La propreté électrise les municipales !
A quelques semaines des élections municipales ( 15 et 22 mars 2026) la propreté s'impose dans un débat public où équipes sortantes et prétendants rivalisent de chiffres, de solutions innovantes et de promesses. Selon un récent sondage (BVA-Le Parisien) seulement 29% des Parisiens se disent satisfaits du niveau de propreté de leur ville, soit le plus mauvais score sur l'ensemble des sujets testés. Pour compléter le tableau et servir les nombreux opposants à la Mairie de Paris, une étude américaine – par ailleurs contestée- fait de Paris la 5è ville touristique la plus sale du monde ! Il était donc le moment pour les candidats à la succession d'Anne Hidalgo d'enfiler leur gilet jaune – à l'image de Rachida Dati, qui a explosé tous les compteurs de vus sur les réseaux sociaux- mais également de sortir leur calculette.
130 M€ d'économie ?
Pour l'actuelle ministre de la Culture, et Maire du VIIè arrondissement, qui annonce 600 M€ à 1Md€ d'économie si elle est élue le 22 mars prochain, la collecte des ordures devra être totalement externalisé (contre 50% aujourd'hui), et le parc matériel modernisé.

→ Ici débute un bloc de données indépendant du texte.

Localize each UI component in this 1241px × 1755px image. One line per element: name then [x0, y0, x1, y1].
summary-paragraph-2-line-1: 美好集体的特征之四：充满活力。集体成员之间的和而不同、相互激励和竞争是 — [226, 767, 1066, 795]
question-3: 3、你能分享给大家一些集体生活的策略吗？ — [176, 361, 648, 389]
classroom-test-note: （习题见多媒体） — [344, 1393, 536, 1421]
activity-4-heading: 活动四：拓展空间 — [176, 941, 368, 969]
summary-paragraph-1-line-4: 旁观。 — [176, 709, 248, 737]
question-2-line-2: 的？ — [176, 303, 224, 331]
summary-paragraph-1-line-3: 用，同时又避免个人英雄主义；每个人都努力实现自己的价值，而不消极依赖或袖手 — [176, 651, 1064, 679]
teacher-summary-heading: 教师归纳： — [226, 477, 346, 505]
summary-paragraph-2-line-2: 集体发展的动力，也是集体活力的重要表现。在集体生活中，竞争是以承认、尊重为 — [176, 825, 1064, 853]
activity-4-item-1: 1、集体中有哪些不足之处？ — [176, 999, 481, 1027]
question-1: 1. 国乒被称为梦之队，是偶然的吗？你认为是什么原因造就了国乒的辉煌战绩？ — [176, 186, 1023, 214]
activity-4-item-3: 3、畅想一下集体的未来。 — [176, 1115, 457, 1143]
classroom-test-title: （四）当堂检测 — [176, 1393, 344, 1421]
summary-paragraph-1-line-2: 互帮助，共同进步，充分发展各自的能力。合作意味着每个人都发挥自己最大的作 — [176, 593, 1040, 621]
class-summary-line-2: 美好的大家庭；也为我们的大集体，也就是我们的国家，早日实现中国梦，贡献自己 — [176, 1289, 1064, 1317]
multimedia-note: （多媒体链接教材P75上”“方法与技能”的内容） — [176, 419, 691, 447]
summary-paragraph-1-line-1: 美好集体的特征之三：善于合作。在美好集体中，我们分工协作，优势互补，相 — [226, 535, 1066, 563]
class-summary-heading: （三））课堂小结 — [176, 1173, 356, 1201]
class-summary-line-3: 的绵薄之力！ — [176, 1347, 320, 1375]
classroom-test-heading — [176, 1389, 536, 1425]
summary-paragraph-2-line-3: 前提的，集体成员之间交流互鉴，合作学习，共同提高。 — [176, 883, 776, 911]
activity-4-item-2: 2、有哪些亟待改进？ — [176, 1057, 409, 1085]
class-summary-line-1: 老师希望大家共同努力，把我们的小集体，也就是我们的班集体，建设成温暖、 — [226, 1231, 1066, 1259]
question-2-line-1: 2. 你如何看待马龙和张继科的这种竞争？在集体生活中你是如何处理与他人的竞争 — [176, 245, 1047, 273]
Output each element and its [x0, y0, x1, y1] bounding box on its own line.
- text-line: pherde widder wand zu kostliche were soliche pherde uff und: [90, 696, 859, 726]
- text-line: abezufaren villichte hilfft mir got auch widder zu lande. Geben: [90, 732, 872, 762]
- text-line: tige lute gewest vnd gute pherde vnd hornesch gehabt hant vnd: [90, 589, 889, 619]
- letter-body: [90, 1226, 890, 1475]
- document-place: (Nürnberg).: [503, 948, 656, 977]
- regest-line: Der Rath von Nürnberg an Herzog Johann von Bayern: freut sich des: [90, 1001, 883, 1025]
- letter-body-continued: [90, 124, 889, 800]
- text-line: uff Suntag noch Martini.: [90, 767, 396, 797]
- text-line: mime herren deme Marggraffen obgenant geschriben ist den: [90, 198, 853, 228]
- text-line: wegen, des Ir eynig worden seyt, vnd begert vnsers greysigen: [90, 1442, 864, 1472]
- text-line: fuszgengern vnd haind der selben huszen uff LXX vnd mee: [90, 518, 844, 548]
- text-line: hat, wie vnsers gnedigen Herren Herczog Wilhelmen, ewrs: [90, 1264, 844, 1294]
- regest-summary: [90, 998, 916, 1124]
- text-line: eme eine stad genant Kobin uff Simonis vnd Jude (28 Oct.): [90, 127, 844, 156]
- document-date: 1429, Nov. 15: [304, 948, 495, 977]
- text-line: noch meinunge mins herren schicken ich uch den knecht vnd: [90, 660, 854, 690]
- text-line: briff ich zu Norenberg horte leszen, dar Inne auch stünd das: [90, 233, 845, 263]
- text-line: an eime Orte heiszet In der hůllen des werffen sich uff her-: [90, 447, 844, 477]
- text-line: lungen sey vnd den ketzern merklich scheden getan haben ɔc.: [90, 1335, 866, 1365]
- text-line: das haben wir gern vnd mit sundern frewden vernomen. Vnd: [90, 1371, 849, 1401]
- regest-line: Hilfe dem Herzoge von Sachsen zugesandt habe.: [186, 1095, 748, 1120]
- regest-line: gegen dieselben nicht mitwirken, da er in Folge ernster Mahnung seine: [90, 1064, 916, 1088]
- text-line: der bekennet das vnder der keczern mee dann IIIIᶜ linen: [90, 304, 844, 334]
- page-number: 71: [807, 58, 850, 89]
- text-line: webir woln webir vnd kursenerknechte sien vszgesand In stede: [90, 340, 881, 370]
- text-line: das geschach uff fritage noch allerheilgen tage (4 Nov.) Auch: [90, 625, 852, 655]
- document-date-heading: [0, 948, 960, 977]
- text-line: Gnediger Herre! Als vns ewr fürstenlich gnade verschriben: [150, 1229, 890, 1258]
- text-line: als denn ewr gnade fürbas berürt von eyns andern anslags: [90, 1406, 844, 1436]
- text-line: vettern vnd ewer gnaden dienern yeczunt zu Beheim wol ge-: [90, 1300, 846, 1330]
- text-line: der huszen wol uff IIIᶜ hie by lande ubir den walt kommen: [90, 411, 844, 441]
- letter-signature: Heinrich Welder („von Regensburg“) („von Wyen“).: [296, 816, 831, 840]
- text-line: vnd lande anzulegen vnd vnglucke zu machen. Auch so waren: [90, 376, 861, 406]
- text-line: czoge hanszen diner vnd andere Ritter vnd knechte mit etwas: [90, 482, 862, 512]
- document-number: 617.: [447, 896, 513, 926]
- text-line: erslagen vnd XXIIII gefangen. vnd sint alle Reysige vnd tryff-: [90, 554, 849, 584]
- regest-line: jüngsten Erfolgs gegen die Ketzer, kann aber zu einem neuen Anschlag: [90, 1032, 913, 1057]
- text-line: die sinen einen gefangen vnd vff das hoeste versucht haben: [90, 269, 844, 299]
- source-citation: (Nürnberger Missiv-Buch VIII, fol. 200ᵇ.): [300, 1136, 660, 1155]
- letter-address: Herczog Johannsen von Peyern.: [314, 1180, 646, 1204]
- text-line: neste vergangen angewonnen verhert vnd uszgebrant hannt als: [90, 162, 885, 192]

Même engament pour Pierre-Yves Bournazel (Horizons-Renaissance), qui a la différence de sa concurrente chiffre le coût de l'externalisation : une économie de 130 M€ sur un budget total de 800 M€ au cours de la mandature 2026-2032. Quant aux 5 000 éboueurs impactés par cette mesure, le candidat prévoit de les transférer aux prestataires retnus pour le marché.
La propreté, un sujet déterminant
Emmanuel Grégoire, pour sa part, issu de la précédente majorité municipale, mais en rupture avec avec Anne Hidalgo souhaite intensifier la réorganisation des équipes de propreté urbaine et renforcer l'autonomie des arrondissements. Mais à ce stade, comme ses concurrents, aucun chiffrage précis n'a encore été rendu public.
Si les projecteurs se braquent volontiers sur Paris, la propreté urbaine s'invite sans exception dans toutes les collectivités, comme en témoigne un récent sondage IFOP qui fait de la propreté un sujet « déterminant » (66%) juste derrière les finances (70%) et la sécurité (76%).